"Who would work her if we did not?"

"Well, I suppose she would not be worked at all," replied Raymond, smiling.

"Then, if all the fellows respectfully refuse to man the capstan, or to unloose a sail, till they have their rights, who will get the ship under way?"

"We are not going to do anything of that sort," answered Raymond, rather indignantly. "It would be mutiny."

"You needn't call it by that name, if you don't wish to. Lowington promised the fellows a trip down the Rhine. Now, because the new captain could not handle the ship, we are to be sent off to sea. If the fellows had any grit at all in their bones, they would show Lowington that they are not slaves to him, or any other man."

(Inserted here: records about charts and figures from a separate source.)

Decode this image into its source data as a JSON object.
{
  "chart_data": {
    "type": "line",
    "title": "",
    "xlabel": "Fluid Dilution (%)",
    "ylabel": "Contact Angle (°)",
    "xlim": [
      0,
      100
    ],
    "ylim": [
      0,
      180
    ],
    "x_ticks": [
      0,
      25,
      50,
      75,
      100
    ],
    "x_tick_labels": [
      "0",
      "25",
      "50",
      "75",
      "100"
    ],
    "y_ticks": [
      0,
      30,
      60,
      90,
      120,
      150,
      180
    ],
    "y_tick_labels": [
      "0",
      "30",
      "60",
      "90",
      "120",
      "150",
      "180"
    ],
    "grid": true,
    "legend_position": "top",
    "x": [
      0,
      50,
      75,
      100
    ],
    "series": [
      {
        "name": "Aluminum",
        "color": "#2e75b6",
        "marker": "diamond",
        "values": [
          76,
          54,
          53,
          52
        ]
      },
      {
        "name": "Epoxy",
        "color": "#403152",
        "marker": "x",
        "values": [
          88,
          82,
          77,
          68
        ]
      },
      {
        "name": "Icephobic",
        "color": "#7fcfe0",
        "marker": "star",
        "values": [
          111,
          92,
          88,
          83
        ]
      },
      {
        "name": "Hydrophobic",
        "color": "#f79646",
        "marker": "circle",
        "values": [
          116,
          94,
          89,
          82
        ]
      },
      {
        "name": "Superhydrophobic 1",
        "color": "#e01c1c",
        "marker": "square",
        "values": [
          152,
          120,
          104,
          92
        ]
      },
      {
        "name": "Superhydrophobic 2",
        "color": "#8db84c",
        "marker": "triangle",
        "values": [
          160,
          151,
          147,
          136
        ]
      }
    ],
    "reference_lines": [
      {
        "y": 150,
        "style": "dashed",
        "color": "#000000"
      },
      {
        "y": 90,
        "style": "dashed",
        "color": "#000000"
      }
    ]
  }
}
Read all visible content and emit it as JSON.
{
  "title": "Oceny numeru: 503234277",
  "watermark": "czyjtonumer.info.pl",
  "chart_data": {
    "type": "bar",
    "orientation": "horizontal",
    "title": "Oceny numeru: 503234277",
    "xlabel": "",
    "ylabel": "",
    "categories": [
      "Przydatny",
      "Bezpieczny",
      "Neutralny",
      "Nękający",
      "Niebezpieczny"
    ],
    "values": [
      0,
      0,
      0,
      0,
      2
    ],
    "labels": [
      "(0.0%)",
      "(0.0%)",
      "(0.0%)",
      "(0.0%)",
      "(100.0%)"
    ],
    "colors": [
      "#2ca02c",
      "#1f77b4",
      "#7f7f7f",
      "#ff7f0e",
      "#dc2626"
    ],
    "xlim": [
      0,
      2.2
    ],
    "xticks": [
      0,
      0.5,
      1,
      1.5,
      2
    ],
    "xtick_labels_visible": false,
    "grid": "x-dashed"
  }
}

"I think we won't talk any more about that," said Raymond, as he moved off, for the bold speech of the mischief-maker alarmed him, and caused him to realize that he was listening to one of the ringleaders of the runaways.

The commodore's barge came up to the gangway. The ladies were assisted up the steps, and the trunks hoisted on board and stowed away in the after cabin. The two state-rooms, which had been built for the use of the commodore and the past officers, were appropriated to their use.

If Raymond, and such as he, were not willing to listen to the mutinous counsels of the runaways, he was not the less dissatisfied and discontented. The arrival of the Arbuckles, with their baggage, indicated that the trip to the Rhine had been abandoned. Perhaps the well-disposed students could have submitted to this disappointment, if it had not been inflicted upon them as a punishment. It seemed to them that they were to suffer for a whim of Shuffles. The runaways had taken pains to disseminate this idea among the crew, as they had also succeeded in involving the whole of them in the mischief which induced the principal to go to sea that night.

All over the deck and throughout the steerage, the boys were grumbling and growling like regular old salts, whose prerogative it is to find fault. When Howe and Spencer returned in the barge, they readily perceived the state of feeling on board. Little told them what he had said and done, and convinced them that the whole crew were ripe for a strike. The entire ship's company were discussing their grievances, and even a large portion of the officers were dissatisfied. Very likely the sudden elevation of Shuffles had created a feeling of jealousy in the minds of a portion of them.

The mischief-makers were prompt in taking advantage of this state of feeling in the crew. They fanned the flame of discontent, and it was not difficult to convince their shipmates that they were very hardly used; that the new captain was imposing a heavy burden upon them. Some of the best disposed of them were in favor of waiting upon the principal, and representing their view of the case to him; but the more impetuous ones laughed at this plan. Shuffles was the principal's pet, and he would support his protégé against everybody else on board. The students talked as boys talk, and acted as boys act. At that moment Shuffles was the most unpopular fellow on board, for it was understood that he had proposed and advocated the obnoxious measure. The ship's company were willing to believe that Mr. Lowington had yielded his assent to please the new captain, rather than because he deemed it necessary to go to sea himself.